その後、開発者を交えたトークセッションで開発責任者を務めた山上氏は「Hondaの中でシビックに関わることは、プレッシャーと苦労でしかないですよ」と笑うと「クルマの開発は何万人という方が関わって1台ができ上がります。乗った方がニコッと笑ってくださるだけで救われるんですね。いい商品というのは、ジワジワとくるものだと思っています。買ってスグにいいねというのは、しばらくすると飽きちゃうのかなというのもあって。開発の時に話をしていたのは、また乗りたくなる、ずっと乗りたくなるシビックを目指したいねと言ったんですね」として、最新作は「爽快」をグランドコンセプトに掲げた。
「今、私たちは爽快シビックと掲げましたが、真ん中に人の文字がありますね。歴代のシビックは人を中心に作ってきたんです。乗り終わった後に、気分がよくなったり、ちょっと遠回りしたい、長く乗っていたいと思ってくださったらうれしいです」と話をすると、中尾氏は「僕は金八先生出身なので、なんか先生の授業を思い出しました」と笑いを誘った。
谷口氏は「最初は前の型にファンがいればいるほど、アンチが出てくるんですよ、絶対に。ですけれど、新しい物に染まっていくんです。そして前の物は過去のものだね、となるんです。ですから最初の頃は、開発者の思いは絶対に伝わらないですね」と言いながら「僕はガソリンの新型を乗った時に、すごくまとまっていると。このクルマを作った人は全体に目が行き届いていて、いい指導者(ディレクター)が味付けをしたなと感心したんです。僕はクルマが一心同体になれることが大切だと思うんです。そして僕は速いクルマを評価したいわけじゃないんです。いかに四隅まで自分とリンクできるかが大切なんです」と合格印を与え、第1部は幕を閉じた。
そしてエンジニアが変わり、2040年のクルマ社会の在り方とシビックの進化についてをテーマに話が進んだ。谷口氏は「欧州が色々なことを言って、引っ掻き回されている感はありますし、18年後のことは想像できないですよね」というと、電動化や自動化に及んだ。
中尾氏は「その時に、クルマの楽しさというのは残っているのかなと。残ってほしいですよね。どうやって残っているだろう」とポツリ。谷口氏は「2040年になると、マンガの世界ではクルマが空を飛んでいるんですよね。Hondaが、いの一番で飛ばしてくれないかなと思っていますけど」と笑いを誘った。そして「僕らが若い頃はクルマを持っていると女子にモテたんですよ。その流れをまたメーカーさんに作ってほしいですね。そうでないと若い子はクルマを買わないですよ。女子にモテるというエネルギーは大事なんです」と力説。

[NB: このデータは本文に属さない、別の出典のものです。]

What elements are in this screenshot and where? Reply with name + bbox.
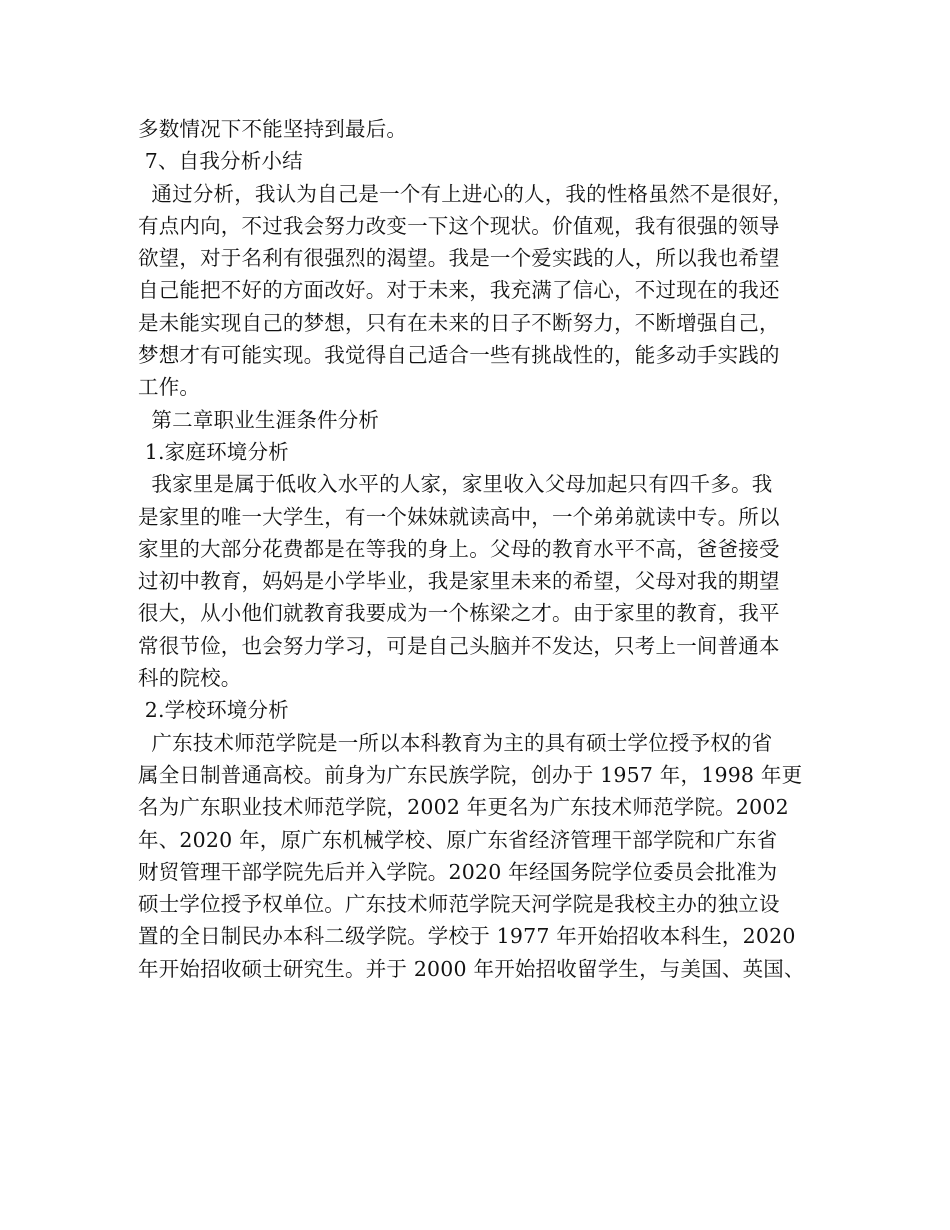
text-line: 科的院校。	[138, 666, 242, 691]
text-line: 很大，从小他们就教育我要成为一个栋梁之才。由于家里的教育，我平	[138, 601, 780, 626]
text-line: 自己能把不好的方面改好。对于未来，我充满了信心，不过现在的我还	[138, 278, 780, 303]
text-line: 工作。	[138, 375, 201, 400]
text-line: 多数情况下不能坚持到最后。	[138, 117, 408, 141]
text-line: 年、2020 年，原广东机械学校、原广东省经济管理干部学院和广东省	[138, 827, 778, 852]
text-line: 置的全日制民办本科二级学院。学校于 1977 年开始招收本科生，2020	[138, 924, 796, 949]
text-line: 梦想才有可能实现。我觉得自己适合一些有挑战性的，能多动手实践的	[138, 343, 780, 368]
text-line: 家里的大部分花费都是在等我的身上。父母的教育水平不高，爸爸接受	[138, 536, 780, 561]
text-line: 年开始招收硕士研究生。并于 2000 年开始招收留学生，与美国、英国、	[138, 956, 805, 981]
text-line: 广东技术师范学院是一所以本科教育为主的具有硕士学位授予权的省	[138, 730, 773, 755]
text-line: 有点内向，不过我会努力改变一下这个现状。价值观，我有很强的领导	[138, 213, 780, 238]
text-line: 财贸管理干部学院先后并入学院。2020 年经国务院学位委员会批准为	[138, 859, 778, 884]
text-line: 属全日制普通高校。前身为广东民族学院，创办于 1957 年，1998 年更	[138, 762, 803, 787]
chapter-heading: 第二章职业生涯条件分析	[138, 407, 380, 432]
section-heading: 1.家庭环境分析	[138, 439, 289, 464]
text-line: 名为广东职业技术师范学院，2002 年更名为广东技术师范学院。2002	[138, 795, 789, 820]
text-line: 是未能实现自己的梦想，只有在未来的日子不断努力，不断增强自己，	[138, 310, 780, 335]
text-line: 我家里是属于低收入水平的人家，家里收入父母加起只有四千多。我	[138, 472, 773, 497]
text-line: 硕士学位授予权单位。广东技术师范学院天河学院是我校主办的独立设	[138, 892, 780, 917]
section-heading: 2.学校环境分析	[138, 698, 289, 723]
text-line: 欲望，对于名利有很强烈的渴望。我是一个爱实践的人，所以我也希望	[138, 246, 780, 271]
text-line: 过初中教育，妈妈是小学毕业，我是家里未来的希望，父母对我的期望	[138, 569, 780, 594]
document-body	[138, 113, 838, 985]
text-line: 通过分析，我认为自己是一个有上进心的人，我的性格虽然不是很好，	[138, 181, 794, 206]
text-line: 常很节俭，也会努力学习，可是自己头脑并不发达，只考上一间普通本	[138, 633, 780, 658]
text-line: 是家里的唯一大学生，有一个妹妹就读高中，一个弟弟就读中专。所以	[138, 504, 780, 529]
section-heading: 7、自我分析小结	[138, 149, 303, 174]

自動運転については「僕は街中は自動運転で、安全に走れる場所で思いっきり走る、というすみ分けが明確化するんじゃないかなと思いますね」。電動化については「まずインフラですよね。そこがすごく問題で。だから僕はハイブリッドはいいなと思っているんです。モーターのレスポンスの良さとガソリンスタンドの便利さというの。車とかモーターの性能は十分にいいんですよ。バッテリーですよね。今の問題は」と話をした。
参加者の一人である14歳の少年から「電動化や自動化によってクルマのコモディティーは進んでいくと思います。その中でHondaらしさというのはどこにあるのでしょうか?」という質問が。谷口氏は「きっとVTECモーターというのを期待しますね」と笑いを誘うと、エンジニアからは「運転の楽しさを残していることだと思います」という話が出た。
そしてSNSで募集した「未来のシビックについて期待すること」に対しての話が移った。その多くは軽量・コンパクトで低価格というもの。登壇者の多くは「確かに欲しいよね」という意見の一致はみたものの、谷口氏からは「今は安全基準とかがすごく厳しくてね」とポツリ。
最後にエンジニアのひとりが考える未来のシビック像が提示。それはあまり大きくなり過ぎずにコンパクト、キビキビ走るというテーマにしたというデザイン画。ユーザーの意見に耳を傾けたものだ。それを見て谷口氏は「スポーツシビック位の大きさかな。イイね! 完全にシャコタンツライチでひっぱりタイヤで。これは優勝だね」と笑顔を見せた。
期間中に展示車種は偶数代目にチェンジする予定とのこと。気になる方はHondaのウェブサイトでチェックして足を運んではいかがだろうか。